In the case of hub motors with 84mm tires, the chart on the right shows larger diameter tires than 84mm would be needed to “access” the peak performance abilities of the motors for all load conditions below the “1” line… for example at 60a battery limit per motor, larger tires will make the vehicle travel faster on all slopes studied (0% - 25%) while at 30a battery limit per motor, larger tires will make the vehicle faster only on 0%-10% slopes. A specific example is 84mm tire / 0.45 ideal gear ratio = 186mm tires gives 56.67mph on flat ground with 60a battery limit per motor.

The hub motors with 84mm tires appear to be optimized for flat ground ~32mph with 10a battery limit per motor, 10% grade ~25mph w/ 20a battery limit per motor, 15% grade ~26mph w/ 30a battery limit per motor, 20% grade ~27mph w/ 40a battery limit per motor, and 25% grade ~27mph w/ 50a battery limit per motor

left chart shows “how fast you could go” in miles per hour after you choose a battery current limit and a slope (colored lines - 0% - 25% grades).

right chart shows what gear ratio you need to reach that max possible speed on that slope. since hubs don’t have gears, if the ratio for the chosen slope & battery current limit (on the right chart) shows less than “1.00” you need bigger tires to go as fast as shown on the left chart— but putting bigger tires will reduce the efficiency in the same manner as lowering the gear ratio.

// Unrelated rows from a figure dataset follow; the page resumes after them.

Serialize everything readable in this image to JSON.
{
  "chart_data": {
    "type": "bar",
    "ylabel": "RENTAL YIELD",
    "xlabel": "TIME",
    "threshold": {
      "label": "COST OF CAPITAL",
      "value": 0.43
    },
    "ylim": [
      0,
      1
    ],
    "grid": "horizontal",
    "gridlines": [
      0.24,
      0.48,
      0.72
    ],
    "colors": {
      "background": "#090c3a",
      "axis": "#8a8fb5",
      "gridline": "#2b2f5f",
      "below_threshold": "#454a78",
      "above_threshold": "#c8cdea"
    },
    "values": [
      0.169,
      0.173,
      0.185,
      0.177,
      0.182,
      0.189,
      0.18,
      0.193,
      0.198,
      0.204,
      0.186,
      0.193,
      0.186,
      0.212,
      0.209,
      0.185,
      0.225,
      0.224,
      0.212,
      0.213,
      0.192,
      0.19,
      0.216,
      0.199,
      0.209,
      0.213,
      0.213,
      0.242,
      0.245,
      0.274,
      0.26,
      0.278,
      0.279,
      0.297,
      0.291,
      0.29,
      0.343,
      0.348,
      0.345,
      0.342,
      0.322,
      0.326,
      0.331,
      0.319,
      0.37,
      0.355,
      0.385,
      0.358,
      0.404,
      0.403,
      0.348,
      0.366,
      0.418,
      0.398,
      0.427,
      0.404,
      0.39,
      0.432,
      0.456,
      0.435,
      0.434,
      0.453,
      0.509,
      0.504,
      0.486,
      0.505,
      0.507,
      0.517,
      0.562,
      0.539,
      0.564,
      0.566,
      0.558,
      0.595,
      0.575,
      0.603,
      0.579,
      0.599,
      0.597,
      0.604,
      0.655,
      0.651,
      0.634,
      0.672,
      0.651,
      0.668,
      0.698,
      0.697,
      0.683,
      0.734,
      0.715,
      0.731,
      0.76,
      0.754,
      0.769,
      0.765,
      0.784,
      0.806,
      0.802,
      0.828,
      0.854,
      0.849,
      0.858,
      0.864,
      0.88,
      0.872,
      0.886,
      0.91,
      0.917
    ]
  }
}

in other words in many situations the hubs could propel a rider faster with bigger tires, but the bigger tires would also make the board less efficient.

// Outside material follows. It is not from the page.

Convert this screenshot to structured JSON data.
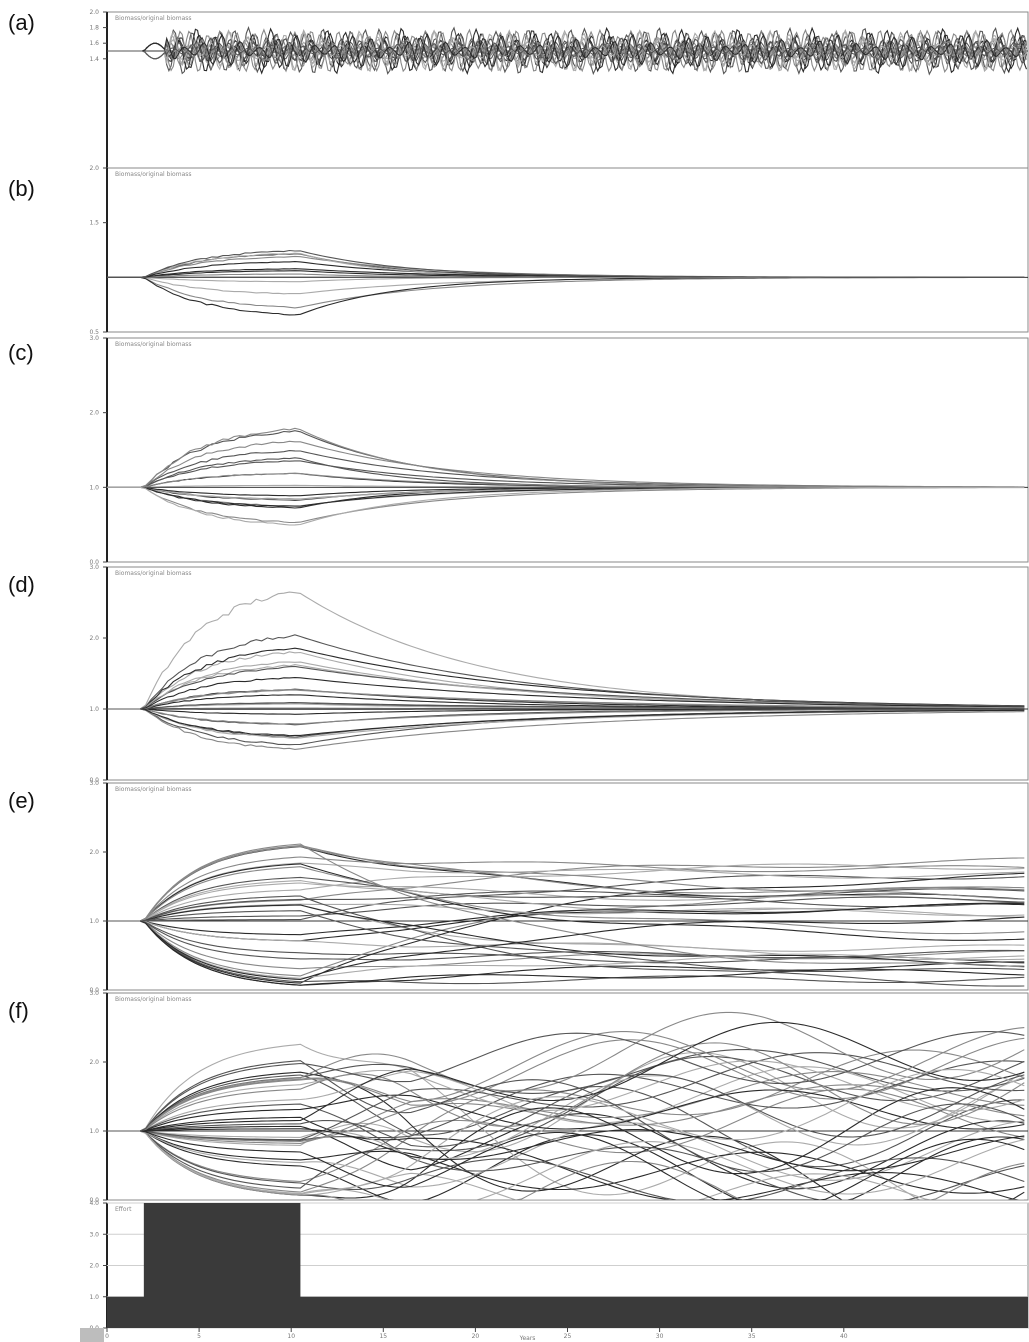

What’s always confusing about the graphs – is that they move. Why are they moving? It’s not obvious what’s changing to cause them to move. Plus I want to look at them longer and zoom in more before they disappear

@b264 re: the moving charts can help do comparisons at a glance… sort of like a blink comparator. For example by looking at the moving chart I can quickly tell that the geared system chosen for this example would have slightly higher peak theoretical performance-- a result of the lower assumed electrical resistance with the higher kv motor. In other words the same-size higher kv motor with lower electrical resistance can “go faster” because less watts are wasted as heat.

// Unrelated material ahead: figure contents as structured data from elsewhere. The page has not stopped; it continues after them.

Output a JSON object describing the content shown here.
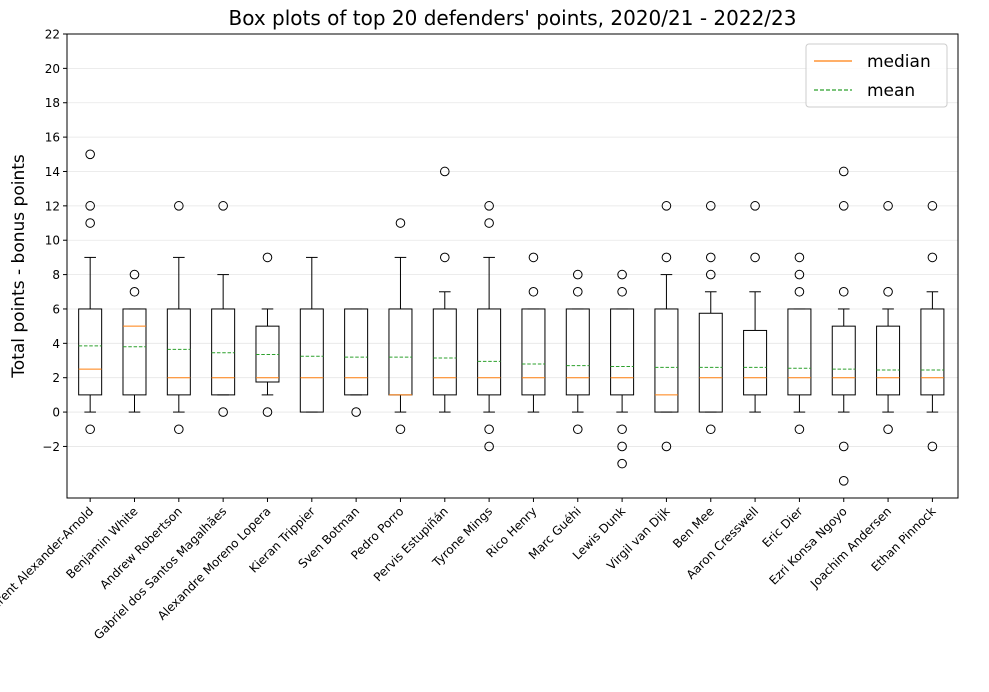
{
  "chart_data": {
    "type": "box",
    "title": "Box plots of top 20 defenders' points, 2020/21 - 2022/23",
    "xlabel": "",
    "ylabel": "Total points - bonus points",
    "ylim": [
      -5,
      22
    ],
    "yticks": [
      -2,
      0,
      2,
      4,
      6,
      8,
      10,
      12,
      14,
      16,
      18,
      20,
      22
    ],
    "ytick_labels": [
      "−2",
      "0",
      "2",
      "4",
      "6",
      "8",
      "10",
      "12",
      "14",
      "16",
      "18",
      "20",
      "22"
    ],
    "grid": "horizontal",
    "legend": {
      "placement": "top-right",
      "entries": [
        {
          "label": "median",
          "color": "#ff7f0e",
          "style": "solid"
        },
        {
          "label": "mean",
          "color": "#2ca02c",
          "style": "dashed"
        }
      ]
    },
    "colors": {
      "box": "#000000",
      "median": "#ff7f0e",
      "mean": "#2ca02c",
      "grid": "#e6e6e6"
    },
    "categories": [
      "Trent Alexander-Arnold",
      "Benjamin White",
      "Andrew Robertson",
      "Gabriel dos Santos Magalhães",
      "Alexandre Moreno Lopera",
      "Kieran Trippier",
      "Sven Botman",
      "Pedro Porro",
      "Pervis Estupiñán",
      "Tyrone Mings",
      "Rico Henry",
      "Marc Guéhi",
      "Lewis Dunk",
      "Virgil van Dijk",
      "Ben Mee",
      "Aaron Cresswell",
      "Eric Dier",
      "Ezri Konsa Ngoyo",
      "Joachim Andersen",
      "Ethan Pinnock"
    ],
    "boxes": [
      {
        "whislo": 0,
        "q1": 1,
        "med": 2.5,
        "q3": 6,
        "whishi": 9,
        "mean": 3.85,
        "fliers": [
          -1,
          11,
          12,
          15
        ]
      },
      {
        "whislo": 0,
        "q1": 1,
        "med": 5,
        "q3": 6,
        "whishi": 6,
        "mean": 3.8,
        "fliers": [
          7,
          8
        ]
      },
      {
        "whislo": 0,
        "q1": 1,
        "med": 2,
        "q3": 6,
        "whishi": 9,
        "mean": 3.65,
        "fliers": [
          -1,
          12
        ]
      },
      {
        "whislo": 1,
        "q1": 1,
        "med": 2,
        "q3": 6,
        "whishi": 8,
        "mean": 3.45,
        "fliers": [
          0,
          12
        ]
      },
      {
        "whislo": 1,
        "q1": 1.75,
        "med": 2,
        "q3": 5,
        "whishi": 6,
        "mean": 3.35,
        "fliers": [
          0,
          9
        ]
      },
      {
        "whislo": 0,
        "q1": 0,
        "med": 2,
        "q3": 6,
        "whishi": 9,
        "mean": 3.25,
        "fliers": []
      },
      {
        "whislo": 1,
        "q1": 1,
        "med": 2,
        "q3": 6,
        "whishi": 6,
        "mean": 3.2,
        "fliers": [
          0
        ]
      },
      {
        "whislo": 0,
        "q1": 1,
        "med": 1,
        "q3": 6,
        "whishi": 9,
        "mean": 3.2,
        "fliers": [
          -1,
          11
        ]
      },
      {
        "whislo": 0,
        "q1": 1,
        "med": 2,
        "q3": 6,
        "whishi": 7,
        "mean": 3.15,
        "fliers": [
          9,
          14
        ]
      },
      {
        "whislo": 0,
        "q1": 1,
        "med": 2,
        "q3": 6,
        "whishi": 9,
        "mean": 2.95,
        "fliers": [
          -2,
          -1,
          11,
          12
        ]
      },
      {
        "whislo": 0,
        "q1": 1,
        "med": 2,
        "q3": 6,
        "whishi": 6,
        "mean": 2.8,
        "fliers": [
          7,
          9
        ]
      },
      {
        "whislo": 0,
        "q1": 1,
        "med": 2,
        "q3": 6,
        "whishi": 6,
        "mean": 2.7,
        "fliers": [
          -1,
          7,
          8
        ]
      },
      {
        "whislo": 0,
        "q1": 1,
        "med": 2,
        "q3": 6,
        "whishi": 6,
        "mean": 2.65,
        "fliers": [
          -3,
          -2,
          -1,
          7,
          8
        ]
      },
      {
        "whislo": 0,
        "q1": 0,
        "med": 1,
        "q3": 6,
        "whishi": 8,
        "mean": 2.6,
        "fliers": [
          -2,
          9,
          12
        ]
      },
      {
        "whislo": 0,
        "q1": 0,
        "med": 2,
        "q3": 5.75,
        "whishi": 7,
        "mean": 2.6,
        "fliers": [
          -1,
          8,
          9,
          12
        ]
      },
      {
        "whislo": 0,
        "q1": 1,
        "med": 2,
        "q3": 4.75,
        "whishi": 7,
        "mean": 2.6,
        "fliers": [
          9,
          12
        ]
      },
      {
        "whislo": 0,
        "q1": 1,
        "med": 2,
        "q3": 6,
        "whishi": 6,
        "mean": 2.55,
        "fliers": [
          -1,
          7,
          8,
          9
        ]
      },
      {
        "whislo": 0,
        "q1": 1,
        "med": 2,
        "q3": 5,
        "whishi": 6,
        "mean": 2.5,
        "fliers": [
          -4,
          -2,
          7,
          12,
          14
        ]
      },
      {
        "whislo": 0,
        "q1": 1,
        "med": 2,
        "q3": 5,
        "whishi": 6,
        "mean": 2.45,
        "fliers": [
          -1,
          7,
          12
        ]
      },
      {
        "whislo": 0,
        "q1": 1,
        "med": 2,
        "q3": 6,
        "whishi": 7,
        "mean": 2.45,
        "fliers": [
          -2,
          9,
          12
        ]
      }
    ]
  }
}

there appears to be what I’d call a sort of “sweet spot” as far as gear ratio as long as the battery voltage is around 42v and using 2 motors…

setting the gear ratio such that the no load wheel speed is about 34mph (regardless of kv, tire size but having 42v and 2 motors) gives both maximum possible hill climbing speed up 25% slopes at 60a battery current limit per motor (~31-32mph), and maximum possible flatland speed with only 10a battery current limit (also about 32mph).

with this particular gear ratio setup, the rider would want to have at least 10a battery limit per motor for flat ground, 20a battery limit per motor for 5% slopes, 30a battery limit per motor for 10% slopes, 40a battery limit per motor for 15% slopes, 50a battery limit per motor for 20% slopes & 60a battery limit for 25% slopes.

i purchased a boosted mini x at best buy for $999 to compare the performance with the hummie hubs…

hummie hubs (assumed values): 46v, 0.07ohm, 73kv, 2 motors, 84mm tire, 1:1 gear, 120a motor current limit, 60a battery current limit per motor

boosted mini x (assumed values): 46v, 0.07ohm, 190kv, 2 motors, 80mm tire, 3.5:1 gear, 50a motor current limit, 10.86a battery current limit per motor - these are best guess values since the info isn’t readily available – if anyone has better figures please let me know and i’ll correct it…

^the boosted mini x gets better efficiency at full throttle as can be seen from the green line, top left chart (electrical to mechanical conversion efficiency). top speed 20mph.

the hummie hubs have much more impressive hill climbing performance as can be seen from the yellow line, bottom left chart (vehicle thrust pounds - 2 motors). top speed 31-32 mph or so.